アウト*サイダー
だいぶハルちゃんに渋られたものの、私の粘り勝ちで河西さん達から送られてきたメッセージを一から全て目を通せた。
執拗で、そして、幼稚なそれを私は怒りを通り越して笑いたくなった。
容姿を貶すものから始まり、返事をしないでいるとそれをしつこく非難して、果てには心ない暴言を繰り返す。
「ほんと、どうしようもない奴め」
堀江君に相手にされなくて可哀想だと思ってたけど、同情するまでもない。自分のテリトリーでしか威張れない、そうすることでしか自分のプライドを守れないのだろう。

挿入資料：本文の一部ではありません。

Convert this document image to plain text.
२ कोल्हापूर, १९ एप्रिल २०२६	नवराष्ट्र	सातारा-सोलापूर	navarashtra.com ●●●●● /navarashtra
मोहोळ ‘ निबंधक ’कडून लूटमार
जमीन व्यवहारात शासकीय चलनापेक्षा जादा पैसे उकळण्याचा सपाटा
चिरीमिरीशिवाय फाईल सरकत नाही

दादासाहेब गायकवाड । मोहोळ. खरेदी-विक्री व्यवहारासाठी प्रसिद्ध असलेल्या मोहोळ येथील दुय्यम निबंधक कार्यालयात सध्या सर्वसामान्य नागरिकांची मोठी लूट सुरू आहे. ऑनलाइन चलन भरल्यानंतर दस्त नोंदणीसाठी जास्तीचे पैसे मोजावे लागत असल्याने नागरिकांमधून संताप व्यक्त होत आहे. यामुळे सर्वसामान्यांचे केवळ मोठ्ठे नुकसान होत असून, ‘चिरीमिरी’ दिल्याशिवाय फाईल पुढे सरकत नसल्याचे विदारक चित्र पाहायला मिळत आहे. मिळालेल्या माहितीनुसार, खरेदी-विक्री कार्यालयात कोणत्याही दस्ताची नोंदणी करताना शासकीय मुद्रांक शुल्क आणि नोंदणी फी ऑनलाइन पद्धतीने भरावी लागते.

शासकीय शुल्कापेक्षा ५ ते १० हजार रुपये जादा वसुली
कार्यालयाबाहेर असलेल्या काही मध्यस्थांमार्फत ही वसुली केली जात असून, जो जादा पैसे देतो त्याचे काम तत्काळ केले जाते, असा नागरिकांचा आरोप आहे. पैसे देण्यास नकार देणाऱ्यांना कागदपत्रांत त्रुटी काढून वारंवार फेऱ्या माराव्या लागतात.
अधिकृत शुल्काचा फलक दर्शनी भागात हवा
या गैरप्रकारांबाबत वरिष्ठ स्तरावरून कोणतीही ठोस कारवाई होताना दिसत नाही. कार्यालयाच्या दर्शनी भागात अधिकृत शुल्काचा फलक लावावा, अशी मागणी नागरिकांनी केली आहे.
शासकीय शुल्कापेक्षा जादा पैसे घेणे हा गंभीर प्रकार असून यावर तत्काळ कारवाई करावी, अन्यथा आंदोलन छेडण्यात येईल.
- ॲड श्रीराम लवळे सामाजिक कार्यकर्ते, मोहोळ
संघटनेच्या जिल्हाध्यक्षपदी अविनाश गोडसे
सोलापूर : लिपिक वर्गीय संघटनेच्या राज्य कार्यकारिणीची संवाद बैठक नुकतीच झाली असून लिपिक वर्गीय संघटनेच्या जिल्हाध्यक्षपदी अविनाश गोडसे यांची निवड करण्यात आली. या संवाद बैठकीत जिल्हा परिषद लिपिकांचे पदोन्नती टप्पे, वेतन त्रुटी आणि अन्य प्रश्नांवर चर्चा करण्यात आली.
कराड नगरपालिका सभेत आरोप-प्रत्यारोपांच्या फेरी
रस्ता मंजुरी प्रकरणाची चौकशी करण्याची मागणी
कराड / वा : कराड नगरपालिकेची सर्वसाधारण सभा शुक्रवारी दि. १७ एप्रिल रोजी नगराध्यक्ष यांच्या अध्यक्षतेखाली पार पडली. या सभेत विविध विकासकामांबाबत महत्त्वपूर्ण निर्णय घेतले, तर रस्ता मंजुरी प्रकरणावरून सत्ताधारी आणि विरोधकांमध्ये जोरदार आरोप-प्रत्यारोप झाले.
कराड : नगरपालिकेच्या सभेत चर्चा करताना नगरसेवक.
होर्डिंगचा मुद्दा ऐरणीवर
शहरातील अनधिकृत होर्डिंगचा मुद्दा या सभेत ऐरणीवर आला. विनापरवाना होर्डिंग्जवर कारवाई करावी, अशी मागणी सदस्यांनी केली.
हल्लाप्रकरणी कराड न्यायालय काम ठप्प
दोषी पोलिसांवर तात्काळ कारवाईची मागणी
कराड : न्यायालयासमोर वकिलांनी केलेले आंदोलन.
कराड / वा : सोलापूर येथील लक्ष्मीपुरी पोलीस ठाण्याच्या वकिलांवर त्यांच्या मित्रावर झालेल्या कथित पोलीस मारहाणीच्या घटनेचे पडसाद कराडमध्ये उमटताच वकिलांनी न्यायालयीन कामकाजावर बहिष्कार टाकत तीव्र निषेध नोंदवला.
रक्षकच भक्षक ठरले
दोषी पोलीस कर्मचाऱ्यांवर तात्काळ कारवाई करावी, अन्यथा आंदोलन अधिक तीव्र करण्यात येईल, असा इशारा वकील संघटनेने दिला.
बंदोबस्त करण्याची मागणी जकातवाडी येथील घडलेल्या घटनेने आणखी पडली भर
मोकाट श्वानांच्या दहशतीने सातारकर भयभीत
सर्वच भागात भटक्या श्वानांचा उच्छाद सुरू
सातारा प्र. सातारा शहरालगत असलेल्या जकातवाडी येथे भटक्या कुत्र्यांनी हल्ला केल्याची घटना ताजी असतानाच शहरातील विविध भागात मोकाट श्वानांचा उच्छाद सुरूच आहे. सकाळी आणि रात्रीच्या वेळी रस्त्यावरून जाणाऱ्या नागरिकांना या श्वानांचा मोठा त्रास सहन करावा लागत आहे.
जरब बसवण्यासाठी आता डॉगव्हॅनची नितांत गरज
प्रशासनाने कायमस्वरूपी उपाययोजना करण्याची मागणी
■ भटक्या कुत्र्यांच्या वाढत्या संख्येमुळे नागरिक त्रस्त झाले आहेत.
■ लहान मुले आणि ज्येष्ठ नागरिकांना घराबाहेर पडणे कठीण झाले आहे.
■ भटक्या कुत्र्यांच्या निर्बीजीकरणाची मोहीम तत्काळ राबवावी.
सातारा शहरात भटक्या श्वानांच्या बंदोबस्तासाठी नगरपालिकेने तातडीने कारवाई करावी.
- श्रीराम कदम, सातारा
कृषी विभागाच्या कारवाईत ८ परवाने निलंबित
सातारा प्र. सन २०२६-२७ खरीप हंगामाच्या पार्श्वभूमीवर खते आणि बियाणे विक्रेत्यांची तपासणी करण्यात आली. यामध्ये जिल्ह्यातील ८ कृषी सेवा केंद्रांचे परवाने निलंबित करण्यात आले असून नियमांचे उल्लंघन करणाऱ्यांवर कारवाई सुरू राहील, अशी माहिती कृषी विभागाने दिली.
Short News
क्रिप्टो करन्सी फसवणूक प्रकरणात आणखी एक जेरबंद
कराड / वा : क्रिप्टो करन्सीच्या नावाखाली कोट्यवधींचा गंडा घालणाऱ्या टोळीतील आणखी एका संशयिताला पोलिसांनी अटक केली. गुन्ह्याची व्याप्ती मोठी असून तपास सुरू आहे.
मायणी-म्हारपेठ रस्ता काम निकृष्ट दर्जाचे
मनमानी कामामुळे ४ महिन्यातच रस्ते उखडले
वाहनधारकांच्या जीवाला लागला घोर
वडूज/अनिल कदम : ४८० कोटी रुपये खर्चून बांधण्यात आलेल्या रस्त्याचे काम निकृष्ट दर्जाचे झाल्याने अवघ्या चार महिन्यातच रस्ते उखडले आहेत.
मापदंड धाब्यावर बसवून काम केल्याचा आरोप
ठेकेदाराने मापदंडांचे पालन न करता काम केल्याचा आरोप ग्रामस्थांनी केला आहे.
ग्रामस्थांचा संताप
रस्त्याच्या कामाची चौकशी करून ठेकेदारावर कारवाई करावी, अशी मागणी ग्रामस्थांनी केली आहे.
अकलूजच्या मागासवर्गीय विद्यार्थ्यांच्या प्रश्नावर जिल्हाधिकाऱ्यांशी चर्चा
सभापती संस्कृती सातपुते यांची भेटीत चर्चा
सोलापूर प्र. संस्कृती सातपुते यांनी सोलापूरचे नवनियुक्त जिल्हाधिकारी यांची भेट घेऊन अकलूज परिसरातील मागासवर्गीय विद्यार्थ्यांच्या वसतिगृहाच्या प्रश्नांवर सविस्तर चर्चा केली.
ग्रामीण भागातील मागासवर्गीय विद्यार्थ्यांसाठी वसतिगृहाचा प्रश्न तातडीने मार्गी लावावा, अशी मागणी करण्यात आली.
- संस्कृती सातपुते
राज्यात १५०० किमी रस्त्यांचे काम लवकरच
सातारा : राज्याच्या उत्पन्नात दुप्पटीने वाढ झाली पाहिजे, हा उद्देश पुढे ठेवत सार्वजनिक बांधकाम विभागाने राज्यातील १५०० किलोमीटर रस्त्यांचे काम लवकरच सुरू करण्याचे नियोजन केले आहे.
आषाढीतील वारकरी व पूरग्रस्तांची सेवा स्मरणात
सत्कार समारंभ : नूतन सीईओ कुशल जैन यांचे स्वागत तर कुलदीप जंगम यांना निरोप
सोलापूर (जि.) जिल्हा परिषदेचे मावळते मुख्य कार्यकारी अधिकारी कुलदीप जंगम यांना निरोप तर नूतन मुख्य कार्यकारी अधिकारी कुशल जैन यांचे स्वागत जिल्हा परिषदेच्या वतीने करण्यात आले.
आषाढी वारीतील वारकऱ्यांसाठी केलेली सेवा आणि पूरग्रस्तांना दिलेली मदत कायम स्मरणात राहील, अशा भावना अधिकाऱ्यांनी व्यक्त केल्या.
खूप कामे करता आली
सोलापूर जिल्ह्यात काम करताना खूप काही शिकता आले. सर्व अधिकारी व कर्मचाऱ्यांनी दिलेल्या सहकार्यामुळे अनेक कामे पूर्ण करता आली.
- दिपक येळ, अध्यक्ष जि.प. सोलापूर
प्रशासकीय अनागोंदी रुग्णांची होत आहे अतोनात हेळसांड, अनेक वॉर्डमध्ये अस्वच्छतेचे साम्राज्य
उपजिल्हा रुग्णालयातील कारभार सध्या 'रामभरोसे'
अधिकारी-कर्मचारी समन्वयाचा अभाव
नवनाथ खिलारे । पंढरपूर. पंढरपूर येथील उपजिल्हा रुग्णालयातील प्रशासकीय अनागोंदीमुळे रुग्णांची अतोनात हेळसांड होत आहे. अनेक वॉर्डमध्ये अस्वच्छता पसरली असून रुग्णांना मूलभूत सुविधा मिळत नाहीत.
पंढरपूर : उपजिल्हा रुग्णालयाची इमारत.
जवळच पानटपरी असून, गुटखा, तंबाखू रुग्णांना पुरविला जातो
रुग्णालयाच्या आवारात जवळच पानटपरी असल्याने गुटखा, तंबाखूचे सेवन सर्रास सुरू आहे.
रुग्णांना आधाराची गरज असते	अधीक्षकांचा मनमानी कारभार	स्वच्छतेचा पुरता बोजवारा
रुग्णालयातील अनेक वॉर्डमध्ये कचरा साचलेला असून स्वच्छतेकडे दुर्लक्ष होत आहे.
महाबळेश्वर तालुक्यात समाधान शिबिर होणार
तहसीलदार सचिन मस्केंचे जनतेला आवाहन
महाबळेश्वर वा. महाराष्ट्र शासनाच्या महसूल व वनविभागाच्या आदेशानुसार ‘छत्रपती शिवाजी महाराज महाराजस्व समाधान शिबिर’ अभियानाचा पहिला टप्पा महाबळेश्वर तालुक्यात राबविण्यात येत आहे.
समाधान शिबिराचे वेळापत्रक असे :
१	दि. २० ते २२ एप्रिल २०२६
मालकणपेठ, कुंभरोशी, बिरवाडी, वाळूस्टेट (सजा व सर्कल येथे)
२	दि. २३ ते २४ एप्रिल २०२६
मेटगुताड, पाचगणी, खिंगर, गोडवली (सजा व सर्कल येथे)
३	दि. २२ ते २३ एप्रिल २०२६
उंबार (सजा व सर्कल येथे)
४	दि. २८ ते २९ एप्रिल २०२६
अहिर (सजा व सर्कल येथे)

ハルちゃんに携帯を返し、その暗い顔に優しく笑いかける。
「まだそのメッセージは消さないで。出来ればスクショして私に送ってくれる? あ、もう返事はしなくていい。見なくてもいい。一人で頑張らなくていいからね」
「……ありがとう、ハスミちゃん」
また泣きそうになるハルちゃんを抱き締める。ハルちゃんには見せられない、憤怒の顔を隠す為に。
最近、事あるごとに嘲笑われ、不甲斐なく逃げ回り、溜まりに溜まったストレス!
ハルちゃんとの仲を拗らせられた全ての元凶!
ついでに、いけ好かない腹黒野郎!
全て成敗してしんぜよう!!
「ふっふっふっ……」
「ハスミちゃん、変なこと考えてる?」
心配と、そして幾らか冷たさを込められた視線がハルちゃんから送られていた。